BAB 20

143 9 0
                                        

Bahkan sampai pagi menjelang, Citra masih tidak bisa berhenti untuk tidak memikirkan tentang Gustiar. Perubahan sikapnya kemarin benar-benar terlalu mendadak untuk Citra.

Semalaman Citra berpikir apa yang akan terjadi nanti kalau Gustiar sampai tahu ia menjadikan Gustiar sebagai batu loncatannya untuk bisa bersama Candra. Apakah saat itu Gustiar akan langsung membunuhnya di tempat? Atau justru malah membunuhnya secara perlahan?

Memikirkan semua kemungkinan terburuk itu membuat Citra jadi menangis sendirian di kamar. Padahal saat ini sudah pukul setengah enam, seharusnya ia sudah siap untuk berangkat ke sekolah dan tinggal menunggu untuk dijemput oleh Candra dan juga Clarissa. Tapi apa ini? Ia bahkan belum mandi dan masih bergelung di bawah selimut. Citra sungguh tidak sanggup untuk pergi ke sekolah dan bertemu dengan Gustiar. Wajah marah Gustiar tadi malam benar-benar menyeramkan di matanya meskipun Citra pernah melihat wajah itu di pertemuan pertama mereka.

Sebenarnya apa kesalahannya? Apa jangan-jangan Gustiar sudah tahu tujuannya ingin melihat ia bermain judi karena Citra ingin cari tahu kelemahannya? Jika memang benar seperti itu, maka tamatlah riwayatnya kali ini. Kenapa ia baru terpikir sekarang kalau Gustiar bisa saja melakukan tindakan nekat seperti membunuh dan tidak ada satupun yang bisa melacak jejaknya. Huhuhu... Citra masih pengen hidup.

Tok ...

Tok ...

Tok ...

Ketukan pintu itu membuat Citra berjengit kaget dan keluar dari pikiran negatifnya. Saat sadar ibunya memanggil ia pun langsung menyahuti.

"Citra, tiga temen kamu nyamper kamu tuh. Ada Candra, Gustiar sama Clarissa."

Ketika mendengar ucapan ibunya, badan Citra langsung lemas. Ia bahkan tak sanggup untuk berdiri dan berjalan keluar kamar.

"Cepat siap-siap Citra, jangan buat mereka menunggu terlalu lama!"

Merasa tak punya waktu untuk meratapi nasib, Citra pun segera bersiap dengan secepat yang ia bisa.

Ternyata persiapannya butuh waktu setengah jam lamanya. Setelah ini, ia juga harus siap untuk menerima semburan kalimat pedas dari mereka yang menunggunya.

Saat Citra tiba di ruang tamu, ternyata Candra dan Clarissa masih setia menunggunya begitupun dengan Gustiar. Tak heran, Citra juga mendengar ucapan Clarissa yang terang-terangan memusuhi Gustiar.

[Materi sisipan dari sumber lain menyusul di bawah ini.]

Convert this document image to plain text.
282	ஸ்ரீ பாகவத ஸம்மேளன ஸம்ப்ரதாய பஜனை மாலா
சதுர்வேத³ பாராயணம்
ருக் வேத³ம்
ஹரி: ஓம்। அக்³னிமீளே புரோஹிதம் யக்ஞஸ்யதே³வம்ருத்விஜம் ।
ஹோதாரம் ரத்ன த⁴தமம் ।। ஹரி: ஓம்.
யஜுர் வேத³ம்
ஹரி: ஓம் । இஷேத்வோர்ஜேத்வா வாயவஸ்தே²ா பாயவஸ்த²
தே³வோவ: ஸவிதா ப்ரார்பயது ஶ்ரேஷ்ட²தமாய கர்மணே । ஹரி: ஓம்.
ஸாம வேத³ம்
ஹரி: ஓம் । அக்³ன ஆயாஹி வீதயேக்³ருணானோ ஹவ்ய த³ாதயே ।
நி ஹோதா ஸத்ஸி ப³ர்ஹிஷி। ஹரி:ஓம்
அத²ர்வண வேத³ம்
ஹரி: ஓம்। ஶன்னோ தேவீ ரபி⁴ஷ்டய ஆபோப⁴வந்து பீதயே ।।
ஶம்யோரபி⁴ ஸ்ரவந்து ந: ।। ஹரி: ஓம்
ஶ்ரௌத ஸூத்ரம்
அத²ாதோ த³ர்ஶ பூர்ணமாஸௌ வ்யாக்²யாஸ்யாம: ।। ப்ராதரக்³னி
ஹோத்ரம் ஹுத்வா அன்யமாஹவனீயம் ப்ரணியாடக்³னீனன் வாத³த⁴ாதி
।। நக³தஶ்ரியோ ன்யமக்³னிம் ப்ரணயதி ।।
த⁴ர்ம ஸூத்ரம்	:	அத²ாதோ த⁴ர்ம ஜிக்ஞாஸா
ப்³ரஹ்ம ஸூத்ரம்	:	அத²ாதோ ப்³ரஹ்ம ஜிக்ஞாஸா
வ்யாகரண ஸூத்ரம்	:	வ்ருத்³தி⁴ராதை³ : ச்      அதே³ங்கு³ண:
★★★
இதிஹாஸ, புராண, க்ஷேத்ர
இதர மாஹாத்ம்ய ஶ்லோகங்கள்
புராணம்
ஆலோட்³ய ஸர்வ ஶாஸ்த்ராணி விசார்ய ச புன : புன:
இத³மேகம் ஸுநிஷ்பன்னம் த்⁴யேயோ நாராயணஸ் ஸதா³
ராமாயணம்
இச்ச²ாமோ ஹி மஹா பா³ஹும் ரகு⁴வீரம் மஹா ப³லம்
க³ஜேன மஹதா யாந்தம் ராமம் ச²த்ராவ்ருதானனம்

"Mending lo pulang aja deh, paling Citra juga gak mau berangkat bareng sama lo." Bersamaan dengan ucapan Clarissa, Citra muncul dari balik dinding yang memisahkan antara ruang tamu dengan ruang keluarga.

"Gue minta maaf ya karena udah buat kalian nunggu terlalu lama. Hal kayak gini, gue usahain gak bakal terjadi lagi!" kata Citra cepat-cepat setelah ia tiba di depan mereka.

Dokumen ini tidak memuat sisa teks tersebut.